27. The computer program product of claim 26, wherein the determination means determines the status of the first logic output (O_A(δ)) in response to the sensed transition on the voltage representing the first logic input (A₁).

28. The computer program product of claim 27, wherein the output means includes providing means for providing the response output (V_A(δ), V_B(δ); t_A, t_B) in response to the status of the first and second logic outputs (O_A(δ), O_B(δ), O_A(δ-1), O_B(δ-1)) determined in the simulation execution time (δ) and the previous simulation execution time (δ-1).

29. The computer program product of claim 28, wherein the providing means includes:

second output determination means for determining whether the status of the first logic output (O_A(δ)) in the simulation execution time (δ) is the same as the status of the second logic output (O_B(δ-1)) in the previous simulation execution time (δ-1), wherein the providing means provides the response output (V_A(δ), V_B(δ); t_A, t_B) in response to the determination results provided by the first and second output determination means.
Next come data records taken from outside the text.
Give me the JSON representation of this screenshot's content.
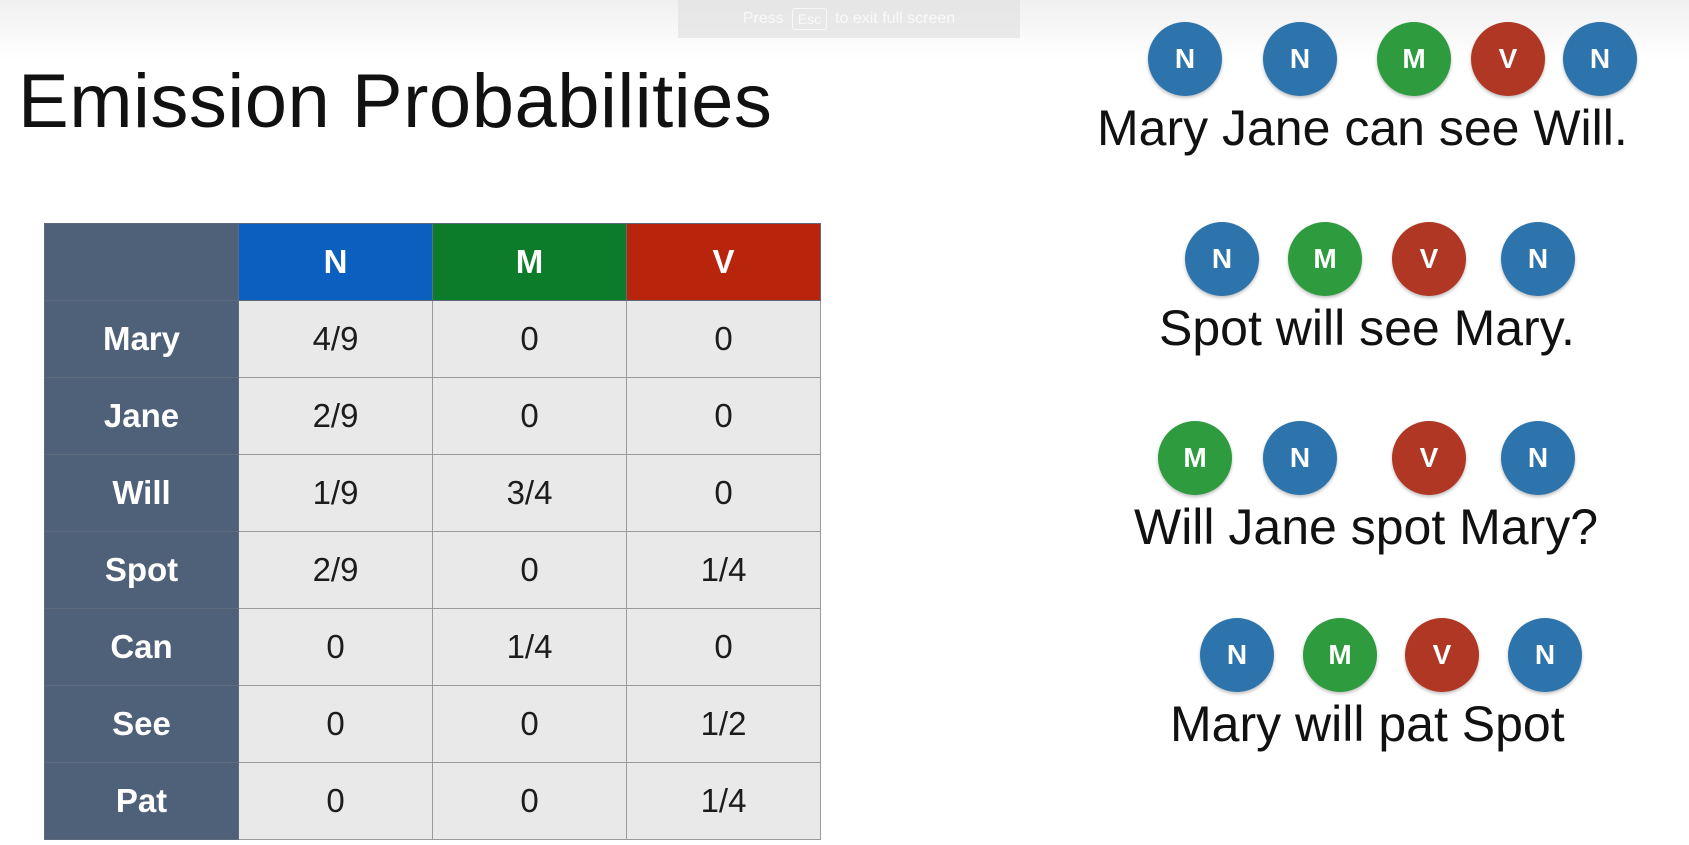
{
  "fullscreen_hint": {
    "press": "Press",
    "key": "Esc",
    "rest": "to exit full screen"
  },
  "title": "Emission Probabilities",
  "table": {
    "columns": [
      "N",
      "M",
      "V"
    ],
    "rows": [
      {
        "word": "Mary",
        "values": [
          "4/9",
          "0",
          "0"
        ]
      },
      {
        "word": "Jane",
        "values": [
          "2/9",
          "0",
          "0"
        ]
      },
      {
        "word": "Will",
        "values": [
          "1/9",
          "3/4",
          "0"
        ]
      },
      {
        "word": "Spot",
        "values": [
          "2/9",
          "0",
          "1/4"
        ]
      },
      {
        "word": "Can",
        "values": [
          "0",
          "1/4",
          "0"
        ]
      },
      {
        "word": "See",
        "values": [
          "0",
          "0",
          "1/2"
        ]
      },
      {
        "word": "Pat",
        "values": [
          "0",
          "0",
          "1/4"
        ]
      }
    ]
  },
  "colors": {
    "N": "#2d74ad",
    "M": "#2e9b3e",
    "V": "#b03723",
    "header_N": "#0b5fbf",
    "header_M": "#0d7c2a",
    "header_V": "#b9240d",
    "row_header": "#4f6179"
  },
  "sentences": [
    {
      "text": "Mary Jane can see Will.",
      "tags": [
        "N",
        "N",
        "M",
        "V",
        "N"
      ]
    },
    {
      "text": "Spot will see Mary.",
      "tags": [
        "N",
        "M",
        "V",
        "N"
      ]
    },
    {
      "text": "Will Jane spot Mary?",
      "tags": [
        "M",
        "N",
        "V",
        "N"
      ]
    },
    {
      "text": "Mary will pat Spot",
      "tags": [
        "N",
        "M",
        "V",
        "N"
      ]
    }
  ]
}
30. The computer program product of claim 29, wherein the providing means includes:

means for determining response output voltages (V_A(δ), V_B(δ)) corresponding to the first and second logic outputs (O_A, O_B) in a case of (i) the status of the first logic output (O_A(δ)) in the simulation execution time (δ) being the same as the status of the first logic output (O_A(δ-1)) in the previous simulation execution time (δ-1); and (ii) the status of the first logic output (O_A(δ)) in the simulation execution time (δ) differing from the status of the second logic output (O_B(δ-1)) in the previous simulation execution time (δ-1); and

means for determining response output voltages (V_A(δ), V_B(δ)) and propagation delay times (t_A, t_B) corresponding to the first and second logic outputs (O_A, O_B) in a case of the status of the first logic output (O_A(δ)) in the simulation execution time (δ) differing from the status of the first logic output (O_A(δ-1)) in the previous simulation execution time (δ-1).

31. The computer program product of claim 30, wherein the computing means includes a neural network, the neural network having a multilayer feedforward neural network for computing the response output voltages (V_A(δ), V_B(δ)) and propagation delay times (t_A, t_B).